On his part, the Director Press and Public Enlightenment, Kano State Ministry of Finance, Bashir Habibu Yahaya, insists that it is the responsibility of the Ministry of Budget and Planning to ensure effective tracking of budget utilisation, despite denial by the same Ministry.

He however acknowledged that since budgetary allocations remain expectation and does not necessarily translate to funds, there are certain times approvals for release of funds are not adequately met with equal disbursement.

Expert Speak

Musa Abdulahi Sufi a public health expert and freelance development journalist has highlighted several key health areas requiring attention, including maternal and child health, malaria, hypertension, diabetes, and emerging health issues.

According to him, a comprehensive approach in areas of health awareness, equipped care facilities, research and genuine commitment and actions of government in terms of allocating resources, underscores the need to address a wide range of healthcare needs in the state.

“Intensive awareness on different health concerns, particularly prevention measures can help a population stay healthy and ease up on some increasing demand for health services,” he opined.

In addition to the above, Sufi stressed that access to quality healthcare, particularly primary healthcare facilities with adequate equipment and manpower, will enrich quality of care.

He however stated that the need for a more transparent and action-oriented approach from the government in terms of budgetary allocation, expenditure, research and monitoring through innovative approaches is indispensable to achieving key health priorities.
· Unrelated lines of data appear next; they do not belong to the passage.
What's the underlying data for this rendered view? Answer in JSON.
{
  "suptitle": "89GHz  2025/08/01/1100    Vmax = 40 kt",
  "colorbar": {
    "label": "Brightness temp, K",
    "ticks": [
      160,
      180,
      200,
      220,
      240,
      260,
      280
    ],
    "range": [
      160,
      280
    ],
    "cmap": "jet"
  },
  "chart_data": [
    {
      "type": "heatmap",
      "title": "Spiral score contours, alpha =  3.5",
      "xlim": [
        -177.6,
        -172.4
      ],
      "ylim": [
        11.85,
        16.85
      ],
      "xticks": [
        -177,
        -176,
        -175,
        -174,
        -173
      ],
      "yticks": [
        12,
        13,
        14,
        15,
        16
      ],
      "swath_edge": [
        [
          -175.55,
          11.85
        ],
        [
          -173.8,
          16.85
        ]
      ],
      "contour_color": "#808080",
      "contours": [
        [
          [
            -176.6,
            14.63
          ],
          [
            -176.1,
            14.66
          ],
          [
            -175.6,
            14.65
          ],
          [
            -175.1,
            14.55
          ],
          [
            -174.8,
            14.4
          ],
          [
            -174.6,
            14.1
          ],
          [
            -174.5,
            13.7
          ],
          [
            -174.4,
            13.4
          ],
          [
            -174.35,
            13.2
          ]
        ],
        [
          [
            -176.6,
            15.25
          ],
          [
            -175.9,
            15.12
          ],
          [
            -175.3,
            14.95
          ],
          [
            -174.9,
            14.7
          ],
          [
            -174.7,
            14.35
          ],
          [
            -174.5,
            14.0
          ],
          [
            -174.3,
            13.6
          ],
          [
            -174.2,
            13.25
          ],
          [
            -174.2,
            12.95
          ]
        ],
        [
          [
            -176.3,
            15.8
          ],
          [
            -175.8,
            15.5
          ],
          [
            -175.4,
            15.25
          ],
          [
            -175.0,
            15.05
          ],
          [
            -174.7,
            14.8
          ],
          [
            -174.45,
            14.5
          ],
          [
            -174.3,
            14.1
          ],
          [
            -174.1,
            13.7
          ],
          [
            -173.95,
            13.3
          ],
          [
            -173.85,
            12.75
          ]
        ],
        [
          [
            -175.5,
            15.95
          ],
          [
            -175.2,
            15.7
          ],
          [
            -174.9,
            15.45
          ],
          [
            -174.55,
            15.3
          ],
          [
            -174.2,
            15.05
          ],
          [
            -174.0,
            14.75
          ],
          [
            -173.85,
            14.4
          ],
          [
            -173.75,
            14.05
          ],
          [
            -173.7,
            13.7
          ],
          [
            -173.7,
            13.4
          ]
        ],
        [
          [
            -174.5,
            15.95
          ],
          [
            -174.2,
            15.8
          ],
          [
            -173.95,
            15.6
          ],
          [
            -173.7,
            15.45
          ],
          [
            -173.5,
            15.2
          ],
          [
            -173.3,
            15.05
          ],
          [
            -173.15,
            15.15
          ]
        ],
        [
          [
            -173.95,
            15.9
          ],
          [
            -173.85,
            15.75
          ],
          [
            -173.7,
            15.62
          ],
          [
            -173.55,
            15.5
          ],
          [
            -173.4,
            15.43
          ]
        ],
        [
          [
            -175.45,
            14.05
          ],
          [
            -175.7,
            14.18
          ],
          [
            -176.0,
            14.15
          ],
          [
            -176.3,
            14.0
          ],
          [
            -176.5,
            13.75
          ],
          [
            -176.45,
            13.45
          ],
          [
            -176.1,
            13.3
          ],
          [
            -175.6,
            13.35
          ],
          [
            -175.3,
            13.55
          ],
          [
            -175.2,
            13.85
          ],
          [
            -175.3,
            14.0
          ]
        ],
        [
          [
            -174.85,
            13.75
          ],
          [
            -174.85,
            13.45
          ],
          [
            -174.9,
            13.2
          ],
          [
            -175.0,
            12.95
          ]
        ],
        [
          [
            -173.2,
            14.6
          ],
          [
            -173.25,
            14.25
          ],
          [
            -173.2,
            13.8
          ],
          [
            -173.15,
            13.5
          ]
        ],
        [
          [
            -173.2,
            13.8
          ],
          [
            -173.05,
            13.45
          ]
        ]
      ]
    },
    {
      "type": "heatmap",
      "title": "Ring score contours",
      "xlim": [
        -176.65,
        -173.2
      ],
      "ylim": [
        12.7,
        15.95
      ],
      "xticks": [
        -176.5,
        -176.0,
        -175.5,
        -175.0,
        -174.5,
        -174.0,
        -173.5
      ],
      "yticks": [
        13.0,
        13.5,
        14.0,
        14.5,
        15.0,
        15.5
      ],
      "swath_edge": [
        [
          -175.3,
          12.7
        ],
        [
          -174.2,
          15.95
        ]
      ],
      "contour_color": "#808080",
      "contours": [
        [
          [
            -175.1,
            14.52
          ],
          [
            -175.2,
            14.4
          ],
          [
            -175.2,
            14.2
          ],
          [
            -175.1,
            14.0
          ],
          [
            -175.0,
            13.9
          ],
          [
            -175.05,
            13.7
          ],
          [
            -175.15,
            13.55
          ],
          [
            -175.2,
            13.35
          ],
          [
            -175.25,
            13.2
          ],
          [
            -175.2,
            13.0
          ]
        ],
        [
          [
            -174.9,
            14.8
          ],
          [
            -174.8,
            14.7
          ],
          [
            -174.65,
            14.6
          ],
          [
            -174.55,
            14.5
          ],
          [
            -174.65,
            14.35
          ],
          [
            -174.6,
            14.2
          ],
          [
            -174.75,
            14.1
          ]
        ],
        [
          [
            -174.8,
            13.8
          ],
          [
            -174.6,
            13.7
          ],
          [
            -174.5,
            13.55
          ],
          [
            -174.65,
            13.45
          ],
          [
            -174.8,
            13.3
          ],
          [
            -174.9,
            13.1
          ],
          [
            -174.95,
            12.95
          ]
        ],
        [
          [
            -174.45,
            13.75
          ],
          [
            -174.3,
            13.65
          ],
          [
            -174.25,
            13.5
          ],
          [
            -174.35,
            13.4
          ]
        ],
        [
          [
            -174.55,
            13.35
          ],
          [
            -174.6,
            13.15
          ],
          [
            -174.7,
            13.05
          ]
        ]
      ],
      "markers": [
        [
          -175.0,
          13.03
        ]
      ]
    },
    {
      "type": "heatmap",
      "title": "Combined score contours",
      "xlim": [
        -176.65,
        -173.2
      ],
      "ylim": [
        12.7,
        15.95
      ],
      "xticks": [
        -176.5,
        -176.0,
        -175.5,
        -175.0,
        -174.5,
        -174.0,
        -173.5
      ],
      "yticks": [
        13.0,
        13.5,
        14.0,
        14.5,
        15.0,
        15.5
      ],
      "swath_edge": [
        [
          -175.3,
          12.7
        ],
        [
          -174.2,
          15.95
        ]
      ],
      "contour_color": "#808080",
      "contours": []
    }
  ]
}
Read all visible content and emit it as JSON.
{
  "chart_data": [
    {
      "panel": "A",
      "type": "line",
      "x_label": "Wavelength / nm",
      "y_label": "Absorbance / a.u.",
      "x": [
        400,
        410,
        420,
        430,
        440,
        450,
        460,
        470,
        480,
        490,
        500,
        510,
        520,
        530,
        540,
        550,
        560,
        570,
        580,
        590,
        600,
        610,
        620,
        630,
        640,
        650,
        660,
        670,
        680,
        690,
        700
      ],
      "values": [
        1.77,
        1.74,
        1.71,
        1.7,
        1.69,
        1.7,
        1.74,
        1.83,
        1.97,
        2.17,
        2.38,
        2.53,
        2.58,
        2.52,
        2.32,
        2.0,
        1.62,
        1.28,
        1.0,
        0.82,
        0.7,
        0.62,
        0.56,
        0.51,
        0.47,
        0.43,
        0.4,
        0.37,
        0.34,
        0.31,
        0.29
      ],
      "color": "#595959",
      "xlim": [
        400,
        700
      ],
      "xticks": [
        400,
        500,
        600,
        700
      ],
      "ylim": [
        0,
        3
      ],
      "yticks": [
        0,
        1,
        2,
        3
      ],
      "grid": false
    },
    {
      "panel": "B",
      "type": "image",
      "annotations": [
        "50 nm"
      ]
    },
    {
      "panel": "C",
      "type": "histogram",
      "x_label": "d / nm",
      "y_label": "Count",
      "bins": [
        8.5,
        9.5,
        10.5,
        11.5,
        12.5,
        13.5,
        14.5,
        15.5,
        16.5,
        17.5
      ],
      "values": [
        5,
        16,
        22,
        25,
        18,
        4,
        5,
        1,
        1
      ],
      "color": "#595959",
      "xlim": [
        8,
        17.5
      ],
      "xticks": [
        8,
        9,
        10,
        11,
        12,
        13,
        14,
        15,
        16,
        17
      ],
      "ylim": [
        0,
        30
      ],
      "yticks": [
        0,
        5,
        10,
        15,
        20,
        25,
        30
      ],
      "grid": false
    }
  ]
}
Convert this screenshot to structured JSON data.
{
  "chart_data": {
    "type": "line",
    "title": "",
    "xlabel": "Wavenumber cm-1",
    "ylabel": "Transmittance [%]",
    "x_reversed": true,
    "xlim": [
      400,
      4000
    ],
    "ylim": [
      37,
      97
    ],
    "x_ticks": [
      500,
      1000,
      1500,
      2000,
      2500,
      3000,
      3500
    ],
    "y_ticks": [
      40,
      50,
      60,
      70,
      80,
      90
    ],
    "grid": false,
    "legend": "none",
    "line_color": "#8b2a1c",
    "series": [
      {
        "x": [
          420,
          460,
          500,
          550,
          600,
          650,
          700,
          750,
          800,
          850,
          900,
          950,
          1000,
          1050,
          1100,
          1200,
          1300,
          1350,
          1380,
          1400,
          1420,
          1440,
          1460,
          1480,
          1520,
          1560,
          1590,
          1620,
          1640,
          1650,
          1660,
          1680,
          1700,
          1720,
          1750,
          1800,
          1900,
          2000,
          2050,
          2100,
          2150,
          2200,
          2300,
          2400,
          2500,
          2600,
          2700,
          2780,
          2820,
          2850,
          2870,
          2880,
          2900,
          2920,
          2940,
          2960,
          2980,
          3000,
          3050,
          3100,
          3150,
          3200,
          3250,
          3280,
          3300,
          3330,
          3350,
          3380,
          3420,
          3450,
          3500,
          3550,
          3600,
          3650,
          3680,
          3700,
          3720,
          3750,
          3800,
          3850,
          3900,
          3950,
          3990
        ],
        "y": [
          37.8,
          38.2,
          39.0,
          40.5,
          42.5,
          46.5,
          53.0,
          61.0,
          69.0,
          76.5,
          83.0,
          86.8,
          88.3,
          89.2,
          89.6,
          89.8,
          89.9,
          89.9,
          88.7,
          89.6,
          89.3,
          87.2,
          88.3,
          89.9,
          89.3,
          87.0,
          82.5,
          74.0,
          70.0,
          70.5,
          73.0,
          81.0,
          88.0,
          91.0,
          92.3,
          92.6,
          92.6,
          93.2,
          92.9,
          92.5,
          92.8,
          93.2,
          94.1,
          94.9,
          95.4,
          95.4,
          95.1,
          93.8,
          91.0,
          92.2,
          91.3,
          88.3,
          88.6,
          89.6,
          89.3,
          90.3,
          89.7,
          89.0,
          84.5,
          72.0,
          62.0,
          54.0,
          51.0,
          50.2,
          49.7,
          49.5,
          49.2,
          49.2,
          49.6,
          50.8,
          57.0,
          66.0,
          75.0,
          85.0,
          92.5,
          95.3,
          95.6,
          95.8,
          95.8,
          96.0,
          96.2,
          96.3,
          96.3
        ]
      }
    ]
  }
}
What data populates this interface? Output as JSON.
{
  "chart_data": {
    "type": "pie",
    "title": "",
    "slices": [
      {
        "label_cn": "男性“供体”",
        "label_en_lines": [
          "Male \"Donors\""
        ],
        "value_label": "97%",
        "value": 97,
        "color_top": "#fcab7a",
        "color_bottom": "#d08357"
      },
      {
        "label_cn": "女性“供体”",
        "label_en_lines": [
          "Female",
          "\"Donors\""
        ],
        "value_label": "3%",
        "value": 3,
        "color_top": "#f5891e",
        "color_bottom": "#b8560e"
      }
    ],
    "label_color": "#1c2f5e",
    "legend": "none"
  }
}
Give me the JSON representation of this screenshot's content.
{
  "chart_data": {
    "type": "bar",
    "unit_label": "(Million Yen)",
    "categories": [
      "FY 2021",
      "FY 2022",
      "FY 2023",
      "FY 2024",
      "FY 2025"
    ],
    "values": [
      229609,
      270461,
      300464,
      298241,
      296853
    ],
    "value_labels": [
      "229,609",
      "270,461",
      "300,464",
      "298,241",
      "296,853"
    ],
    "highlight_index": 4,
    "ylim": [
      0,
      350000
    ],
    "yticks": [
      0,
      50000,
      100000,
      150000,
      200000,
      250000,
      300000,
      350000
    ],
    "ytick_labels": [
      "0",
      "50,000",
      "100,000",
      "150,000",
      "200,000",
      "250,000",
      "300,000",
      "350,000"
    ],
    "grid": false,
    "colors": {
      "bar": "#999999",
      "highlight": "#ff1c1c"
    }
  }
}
“There needs to be an honest and genuine commitment of the government in terms of allocating resources and ensuring they are targeted to needs. These need to be linked to work plans developed by the healthcare agency and supervised by the mother ministry,” he concludes.

In essence, the need for transparent and timely disbursement of funds, effective budget tracking, and regular assessments to identify areas of improvement in healthcare service delivery cannot be overemphasized.

By addressing these issues, Kano State can ensure that allocated funds are used judiciously to make a meaningful impact on the healthcare sector.